One hydrogen bomb alone falling on a built up area would cause 100,000 fires.
The report said the Soviet Union's aims would be simple:
"In the event of general war, the Soviet aim would be to put the United Kingdom completely out of it," it stated.
Papers from the Home Defence Committee on which Strath sat estimated that 12 million Britons would die if 10 hydrogen bombs were dropped on major city centres with no prior warning.
It went on to describe how the blast and heat generated from the bombs would account for nine of the 12 million deaths, nearly one third of the population of Britain at the time.

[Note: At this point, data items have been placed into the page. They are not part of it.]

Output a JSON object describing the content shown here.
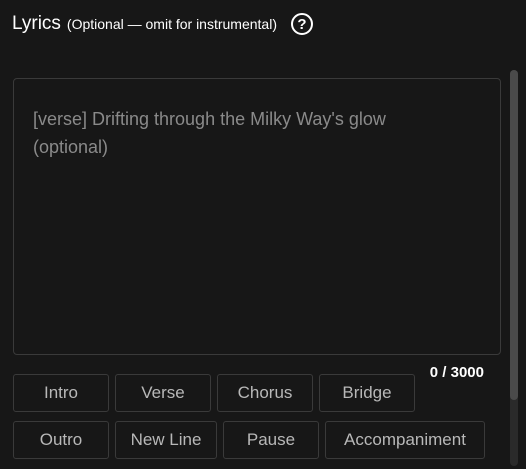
{
  "header": {
    "title": "Lyrics",
    "subtitle": "(Optional — omit for instrumental)",
    "help_icon": "question-circle-icon"
  },
  "lyrics": {
    "value": "",
    "placeholder": "[verse] Drifting through the Milky Way's glow\n(optional)"
  },
  "counter": {
    "text": "0 / 3000"
  },
  "tags": [
    {
      "label": "Intro"
    },
    {
      "label": "Verse"
    },
    {
      "label": "Chorus"
    },
    {
      "label": "Bridge"
    },
    {
      "label": "Outro"
    },
    {
      "label": "New Line"
    },
    {
      "label": "Pause"
    },
    {
      "label": "Accompaniment"
    }
  ],
  "colors": {
    "background": "#171717",
    "border": "#3a3a3a",
    "chip_text": "#b8b8b8",
    "placeholder": "#8a8a8a"
  }
}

The remaining three million losses would be from radiation.
MILITARY RULE?
A map showed areas deemed most at risk of a nuclear attack - London, Birmingham, Liverpool, Manchester and Glasgow.
Provisional evacuation plans envisaged trying to move around 16 million people to more secure locations.
The once sensitive report, released early by the Public Record Office because it is no longer seen a threat to national security, described how the military would take over the running of much of the country in the aftermath of a nuclear strike.
Where civil control collapsed, "the local military commander would have to be prepared to take over from the civil authority responsibility for the maintenance of law and order."
Generals and officials expected to have up to six months' warning of an increased risk of global war, as the "international situation" started to deteriorate, and seven days' warning that an attack was about to take place.
If it did come, the economic and social devastation would be such that Britain could not be expected to play any further significant part in an ensuing world war.
One paper stated: "...if in fact the scale of devastation in the United Kingdom was that we now visualised, such recovery as the country might make would be insufficient to enable us to resume a major role in the war."
But amid the grim catalogue of annihilation was a glimmer of hope.
A nuclear war was seen as unlikely in the four to five years after the report was written.